Slate's "Has-Been";

I've often found the arguments in Slate's new "Has-Been" column/blog (written by Bruce Reed, "who was President Clinton's domestic policy adviser, [and] is president of the Democratic Leadership Council and editor-in-chief of Blueprint magazine") to be rather puzzling. Here's the most recent example:

. . . The Post reports that in 1981, John Roberts sent a memo to Sandra Day O'Connor advising her to plead the 5th if asked about her views on legal questions. Roberts warned that answering questions would raise the "appearance of impropriety" and prejudice her views in future cases before the Court. . . .

[I]f it's improper for future Court justices to discuss specific legal questions and precedents, why do we need law schools?

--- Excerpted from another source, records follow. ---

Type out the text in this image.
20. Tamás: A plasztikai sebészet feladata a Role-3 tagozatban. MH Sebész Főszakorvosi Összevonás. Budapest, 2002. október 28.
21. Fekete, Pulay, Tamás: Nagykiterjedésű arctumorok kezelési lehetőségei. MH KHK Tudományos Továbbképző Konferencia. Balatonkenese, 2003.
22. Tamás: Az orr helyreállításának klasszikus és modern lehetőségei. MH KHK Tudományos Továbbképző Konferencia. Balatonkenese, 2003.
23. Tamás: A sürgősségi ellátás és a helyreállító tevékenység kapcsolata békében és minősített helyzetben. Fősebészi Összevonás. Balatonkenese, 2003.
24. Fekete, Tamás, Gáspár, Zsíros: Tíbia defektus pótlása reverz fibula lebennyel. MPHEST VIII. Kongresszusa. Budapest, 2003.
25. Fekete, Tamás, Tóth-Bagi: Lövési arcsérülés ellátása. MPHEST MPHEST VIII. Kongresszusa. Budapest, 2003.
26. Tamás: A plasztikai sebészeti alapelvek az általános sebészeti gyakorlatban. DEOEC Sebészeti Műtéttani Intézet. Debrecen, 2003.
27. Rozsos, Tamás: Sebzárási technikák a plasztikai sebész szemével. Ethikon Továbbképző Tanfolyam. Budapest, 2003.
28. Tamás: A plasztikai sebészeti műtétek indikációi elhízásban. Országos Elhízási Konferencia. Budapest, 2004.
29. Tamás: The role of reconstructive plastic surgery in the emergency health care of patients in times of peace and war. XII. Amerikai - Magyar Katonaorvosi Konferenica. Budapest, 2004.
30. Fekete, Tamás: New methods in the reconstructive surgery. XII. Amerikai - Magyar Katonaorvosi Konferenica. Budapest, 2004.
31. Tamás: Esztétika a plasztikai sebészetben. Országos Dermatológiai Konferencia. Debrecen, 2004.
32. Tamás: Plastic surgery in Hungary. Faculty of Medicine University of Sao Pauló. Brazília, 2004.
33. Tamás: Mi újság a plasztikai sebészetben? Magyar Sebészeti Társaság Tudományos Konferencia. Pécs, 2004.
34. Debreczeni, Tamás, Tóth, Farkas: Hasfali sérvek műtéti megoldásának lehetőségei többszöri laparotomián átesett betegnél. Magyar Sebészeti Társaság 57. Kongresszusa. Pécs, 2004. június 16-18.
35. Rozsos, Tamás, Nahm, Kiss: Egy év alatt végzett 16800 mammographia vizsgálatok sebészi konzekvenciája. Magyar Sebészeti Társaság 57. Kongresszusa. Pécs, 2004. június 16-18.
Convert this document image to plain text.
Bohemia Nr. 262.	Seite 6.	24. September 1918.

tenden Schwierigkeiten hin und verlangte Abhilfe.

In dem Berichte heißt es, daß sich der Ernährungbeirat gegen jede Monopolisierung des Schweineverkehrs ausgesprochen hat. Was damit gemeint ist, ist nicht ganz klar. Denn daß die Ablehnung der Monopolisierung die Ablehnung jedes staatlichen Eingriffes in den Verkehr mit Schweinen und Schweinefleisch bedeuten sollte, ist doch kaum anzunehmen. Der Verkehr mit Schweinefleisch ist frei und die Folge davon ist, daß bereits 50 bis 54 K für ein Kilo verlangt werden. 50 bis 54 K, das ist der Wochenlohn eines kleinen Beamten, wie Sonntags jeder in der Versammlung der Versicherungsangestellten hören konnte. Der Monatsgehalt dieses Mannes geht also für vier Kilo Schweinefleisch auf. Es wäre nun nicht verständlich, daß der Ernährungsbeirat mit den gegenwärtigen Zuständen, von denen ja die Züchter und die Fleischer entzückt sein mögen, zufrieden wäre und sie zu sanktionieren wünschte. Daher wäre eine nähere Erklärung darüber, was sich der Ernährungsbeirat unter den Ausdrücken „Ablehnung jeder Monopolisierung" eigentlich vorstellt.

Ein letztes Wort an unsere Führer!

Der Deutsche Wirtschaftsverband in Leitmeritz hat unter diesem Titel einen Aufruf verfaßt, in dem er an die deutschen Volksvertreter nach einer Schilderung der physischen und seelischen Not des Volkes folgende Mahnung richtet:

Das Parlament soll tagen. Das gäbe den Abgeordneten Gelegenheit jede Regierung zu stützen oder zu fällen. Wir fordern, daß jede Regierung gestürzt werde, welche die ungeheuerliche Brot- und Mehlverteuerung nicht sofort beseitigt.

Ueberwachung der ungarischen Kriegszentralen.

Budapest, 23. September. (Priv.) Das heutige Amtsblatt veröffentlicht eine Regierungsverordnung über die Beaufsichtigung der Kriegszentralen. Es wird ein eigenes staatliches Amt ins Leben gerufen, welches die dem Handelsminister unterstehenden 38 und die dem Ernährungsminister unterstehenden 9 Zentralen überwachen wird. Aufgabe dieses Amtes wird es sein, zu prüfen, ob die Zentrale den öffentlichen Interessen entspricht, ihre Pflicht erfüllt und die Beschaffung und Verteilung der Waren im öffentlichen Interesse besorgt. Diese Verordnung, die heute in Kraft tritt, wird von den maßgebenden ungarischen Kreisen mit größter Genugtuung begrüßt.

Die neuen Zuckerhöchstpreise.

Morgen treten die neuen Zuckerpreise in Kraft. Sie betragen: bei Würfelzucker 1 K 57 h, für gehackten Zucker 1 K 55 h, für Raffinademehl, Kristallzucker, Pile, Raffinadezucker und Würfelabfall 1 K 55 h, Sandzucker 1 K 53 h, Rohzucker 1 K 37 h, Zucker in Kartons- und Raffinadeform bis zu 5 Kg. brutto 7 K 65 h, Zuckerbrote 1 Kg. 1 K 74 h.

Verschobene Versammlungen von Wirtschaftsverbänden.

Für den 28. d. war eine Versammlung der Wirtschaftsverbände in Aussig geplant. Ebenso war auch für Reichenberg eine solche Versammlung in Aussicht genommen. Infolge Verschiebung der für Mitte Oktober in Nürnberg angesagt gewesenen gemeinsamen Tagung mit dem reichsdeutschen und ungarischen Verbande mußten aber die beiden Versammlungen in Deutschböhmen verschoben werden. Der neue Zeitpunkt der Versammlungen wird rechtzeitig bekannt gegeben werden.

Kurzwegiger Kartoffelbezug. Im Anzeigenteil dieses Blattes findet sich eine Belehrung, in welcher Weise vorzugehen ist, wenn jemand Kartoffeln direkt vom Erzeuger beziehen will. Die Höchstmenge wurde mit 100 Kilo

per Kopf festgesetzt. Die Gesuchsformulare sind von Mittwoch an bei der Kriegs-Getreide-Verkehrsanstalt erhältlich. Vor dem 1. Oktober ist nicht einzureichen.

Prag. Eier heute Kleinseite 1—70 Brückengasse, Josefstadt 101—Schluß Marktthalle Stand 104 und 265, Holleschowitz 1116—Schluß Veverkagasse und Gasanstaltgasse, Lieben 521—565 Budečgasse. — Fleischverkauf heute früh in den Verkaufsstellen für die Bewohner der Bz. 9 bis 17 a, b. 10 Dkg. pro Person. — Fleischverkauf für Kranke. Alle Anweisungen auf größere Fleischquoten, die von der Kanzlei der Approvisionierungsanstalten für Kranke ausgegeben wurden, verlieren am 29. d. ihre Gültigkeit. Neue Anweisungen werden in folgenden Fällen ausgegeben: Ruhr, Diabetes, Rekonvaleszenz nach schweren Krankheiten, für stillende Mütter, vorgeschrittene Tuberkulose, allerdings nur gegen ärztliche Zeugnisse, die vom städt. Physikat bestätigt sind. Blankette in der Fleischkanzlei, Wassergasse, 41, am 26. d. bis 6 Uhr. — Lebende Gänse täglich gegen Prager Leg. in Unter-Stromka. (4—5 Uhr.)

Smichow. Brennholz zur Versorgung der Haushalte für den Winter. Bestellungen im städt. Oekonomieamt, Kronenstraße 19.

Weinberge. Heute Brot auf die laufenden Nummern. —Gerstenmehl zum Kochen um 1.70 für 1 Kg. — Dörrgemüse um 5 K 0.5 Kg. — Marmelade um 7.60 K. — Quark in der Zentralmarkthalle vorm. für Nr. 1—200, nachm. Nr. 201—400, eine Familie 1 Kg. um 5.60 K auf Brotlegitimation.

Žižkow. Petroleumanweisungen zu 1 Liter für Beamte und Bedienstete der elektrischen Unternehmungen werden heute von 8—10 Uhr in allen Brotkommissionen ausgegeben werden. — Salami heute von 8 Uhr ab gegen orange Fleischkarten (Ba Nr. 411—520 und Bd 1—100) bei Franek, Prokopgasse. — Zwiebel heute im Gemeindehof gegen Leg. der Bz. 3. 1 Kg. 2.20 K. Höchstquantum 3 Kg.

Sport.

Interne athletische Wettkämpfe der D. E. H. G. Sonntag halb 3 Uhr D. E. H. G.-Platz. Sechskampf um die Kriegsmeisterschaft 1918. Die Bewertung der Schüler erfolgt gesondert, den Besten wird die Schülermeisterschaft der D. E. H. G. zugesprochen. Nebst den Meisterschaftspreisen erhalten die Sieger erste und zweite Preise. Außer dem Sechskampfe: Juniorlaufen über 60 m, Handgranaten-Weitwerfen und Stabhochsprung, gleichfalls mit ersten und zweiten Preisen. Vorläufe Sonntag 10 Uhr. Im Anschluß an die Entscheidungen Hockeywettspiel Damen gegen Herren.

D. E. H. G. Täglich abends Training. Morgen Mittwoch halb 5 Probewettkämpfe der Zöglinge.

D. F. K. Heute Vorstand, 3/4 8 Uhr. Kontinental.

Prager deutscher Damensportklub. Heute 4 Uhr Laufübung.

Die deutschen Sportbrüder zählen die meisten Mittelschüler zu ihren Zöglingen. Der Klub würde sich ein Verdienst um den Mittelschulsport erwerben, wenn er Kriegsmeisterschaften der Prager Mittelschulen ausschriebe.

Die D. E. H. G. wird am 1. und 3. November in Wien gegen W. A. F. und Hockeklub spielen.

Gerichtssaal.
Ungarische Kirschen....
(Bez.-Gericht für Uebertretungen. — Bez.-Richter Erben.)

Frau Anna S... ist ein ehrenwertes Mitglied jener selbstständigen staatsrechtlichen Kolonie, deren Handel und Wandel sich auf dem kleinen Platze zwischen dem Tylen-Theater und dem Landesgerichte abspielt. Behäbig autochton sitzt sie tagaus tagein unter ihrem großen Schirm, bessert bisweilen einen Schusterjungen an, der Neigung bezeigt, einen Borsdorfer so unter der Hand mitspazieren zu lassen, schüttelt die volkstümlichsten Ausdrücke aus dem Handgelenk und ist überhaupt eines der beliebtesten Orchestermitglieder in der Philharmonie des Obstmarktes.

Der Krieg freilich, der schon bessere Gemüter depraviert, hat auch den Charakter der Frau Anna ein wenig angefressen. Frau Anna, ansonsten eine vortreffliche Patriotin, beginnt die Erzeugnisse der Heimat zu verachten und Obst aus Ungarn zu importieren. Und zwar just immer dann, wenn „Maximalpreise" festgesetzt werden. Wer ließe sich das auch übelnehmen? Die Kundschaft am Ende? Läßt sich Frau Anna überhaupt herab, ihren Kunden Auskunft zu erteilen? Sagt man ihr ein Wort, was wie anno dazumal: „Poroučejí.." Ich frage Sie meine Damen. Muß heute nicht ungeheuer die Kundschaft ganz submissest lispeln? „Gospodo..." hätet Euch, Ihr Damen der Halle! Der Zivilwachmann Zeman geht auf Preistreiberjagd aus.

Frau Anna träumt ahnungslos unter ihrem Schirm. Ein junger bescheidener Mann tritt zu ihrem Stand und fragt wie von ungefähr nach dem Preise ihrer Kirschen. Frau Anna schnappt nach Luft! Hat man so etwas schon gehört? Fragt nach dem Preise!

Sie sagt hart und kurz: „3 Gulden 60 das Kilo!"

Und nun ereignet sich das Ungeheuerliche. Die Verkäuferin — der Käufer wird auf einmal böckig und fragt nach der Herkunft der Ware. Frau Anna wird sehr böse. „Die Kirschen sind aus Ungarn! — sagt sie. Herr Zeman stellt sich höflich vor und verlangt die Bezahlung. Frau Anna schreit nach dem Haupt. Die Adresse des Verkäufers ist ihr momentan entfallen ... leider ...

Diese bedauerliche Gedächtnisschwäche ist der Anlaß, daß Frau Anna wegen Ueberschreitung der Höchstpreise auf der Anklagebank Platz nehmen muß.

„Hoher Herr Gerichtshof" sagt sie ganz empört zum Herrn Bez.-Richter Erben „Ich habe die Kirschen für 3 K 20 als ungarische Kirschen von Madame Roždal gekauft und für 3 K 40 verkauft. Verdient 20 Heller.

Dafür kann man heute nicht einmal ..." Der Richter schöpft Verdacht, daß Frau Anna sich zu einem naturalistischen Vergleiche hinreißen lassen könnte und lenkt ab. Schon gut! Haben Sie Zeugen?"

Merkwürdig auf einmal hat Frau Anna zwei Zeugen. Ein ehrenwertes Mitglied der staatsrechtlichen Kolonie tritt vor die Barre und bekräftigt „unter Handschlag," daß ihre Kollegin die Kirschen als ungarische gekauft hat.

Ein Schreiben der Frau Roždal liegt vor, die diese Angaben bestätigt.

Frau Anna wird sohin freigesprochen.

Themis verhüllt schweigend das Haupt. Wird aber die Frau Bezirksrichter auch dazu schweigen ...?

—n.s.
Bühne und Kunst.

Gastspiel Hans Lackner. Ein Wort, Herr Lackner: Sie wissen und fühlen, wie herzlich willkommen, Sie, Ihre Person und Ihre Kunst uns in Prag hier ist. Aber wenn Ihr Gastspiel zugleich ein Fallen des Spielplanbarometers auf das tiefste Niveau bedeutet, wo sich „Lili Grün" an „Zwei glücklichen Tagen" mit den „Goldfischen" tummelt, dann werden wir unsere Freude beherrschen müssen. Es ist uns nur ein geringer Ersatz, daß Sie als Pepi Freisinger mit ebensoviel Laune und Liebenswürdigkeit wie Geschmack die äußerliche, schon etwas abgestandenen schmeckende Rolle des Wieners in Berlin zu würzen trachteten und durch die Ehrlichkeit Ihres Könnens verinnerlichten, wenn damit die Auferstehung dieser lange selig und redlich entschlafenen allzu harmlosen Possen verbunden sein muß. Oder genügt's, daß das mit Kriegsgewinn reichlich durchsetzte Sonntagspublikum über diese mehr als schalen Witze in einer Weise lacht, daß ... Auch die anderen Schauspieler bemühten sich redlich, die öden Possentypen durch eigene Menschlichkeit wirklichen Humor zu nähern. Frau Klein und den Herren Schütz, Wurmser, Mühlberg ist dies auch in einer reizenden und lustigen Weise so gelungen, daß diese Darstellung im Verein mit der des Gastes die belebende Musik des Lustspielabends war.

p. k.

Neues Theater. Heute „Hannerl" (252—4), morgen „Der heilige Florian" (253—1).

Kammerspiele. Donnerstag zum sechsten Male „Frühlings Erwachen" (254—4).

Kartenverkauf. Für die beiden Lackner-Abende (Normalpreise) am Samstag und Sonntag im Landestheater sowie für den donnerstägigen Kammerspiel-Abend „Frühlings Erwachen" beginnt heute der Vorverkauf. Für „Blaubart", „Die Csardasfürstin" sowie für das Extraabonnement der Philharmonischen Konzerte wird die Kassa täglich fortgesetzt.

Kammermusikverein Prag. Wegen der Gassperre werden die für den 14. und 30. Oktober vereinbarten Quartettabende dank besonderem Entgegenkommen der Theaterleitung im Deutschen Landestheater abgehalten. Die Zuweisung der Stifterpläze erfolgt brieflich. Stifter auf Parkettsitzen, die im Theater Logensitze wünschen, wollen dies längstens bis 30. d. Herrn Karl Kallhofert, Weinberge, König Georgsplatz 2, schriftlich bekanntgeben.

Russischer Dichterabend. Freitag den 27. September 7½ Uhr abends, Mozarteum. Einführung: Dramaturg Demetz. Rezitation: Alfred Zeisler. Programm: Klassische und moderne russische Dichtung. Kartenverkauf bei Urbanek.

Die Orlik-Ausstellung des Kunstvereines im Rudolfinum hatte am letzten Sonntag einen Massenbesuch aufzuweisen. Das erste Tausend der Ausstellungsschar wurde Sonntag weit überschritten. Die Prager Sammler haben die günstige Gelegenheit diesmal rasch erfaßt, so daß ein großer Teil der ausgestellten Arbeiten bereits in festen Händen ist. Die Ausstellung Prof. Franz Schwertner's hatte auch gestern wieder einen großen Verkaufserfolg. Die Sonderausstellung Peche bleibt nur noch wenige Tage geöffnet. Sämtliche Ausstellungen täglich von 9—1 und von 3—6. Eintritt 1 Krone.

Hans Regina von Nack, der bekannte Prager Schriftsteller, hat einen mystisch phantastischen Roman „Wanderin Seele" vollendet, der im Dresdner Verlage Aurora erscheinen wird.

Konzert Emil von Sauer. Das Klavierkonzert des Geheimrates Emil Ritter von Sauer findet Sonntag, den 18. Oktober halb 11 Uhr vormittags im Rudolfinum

In a few weeks, thousands of first-years will raise their hands for the first time in Civil Procedure class and begin compromising their futures as blank-slate Supreme Court justices. Pity the 1-L who shows up unprepared for class and tries to convince the professor that answering any questions would raise an "appearance of impropriety." . . .

What an odd and, in my view, inapt comparison. (Yes, I realize that it's supposed to be funny or witty, but I take it that it's also intended to make a serious point.)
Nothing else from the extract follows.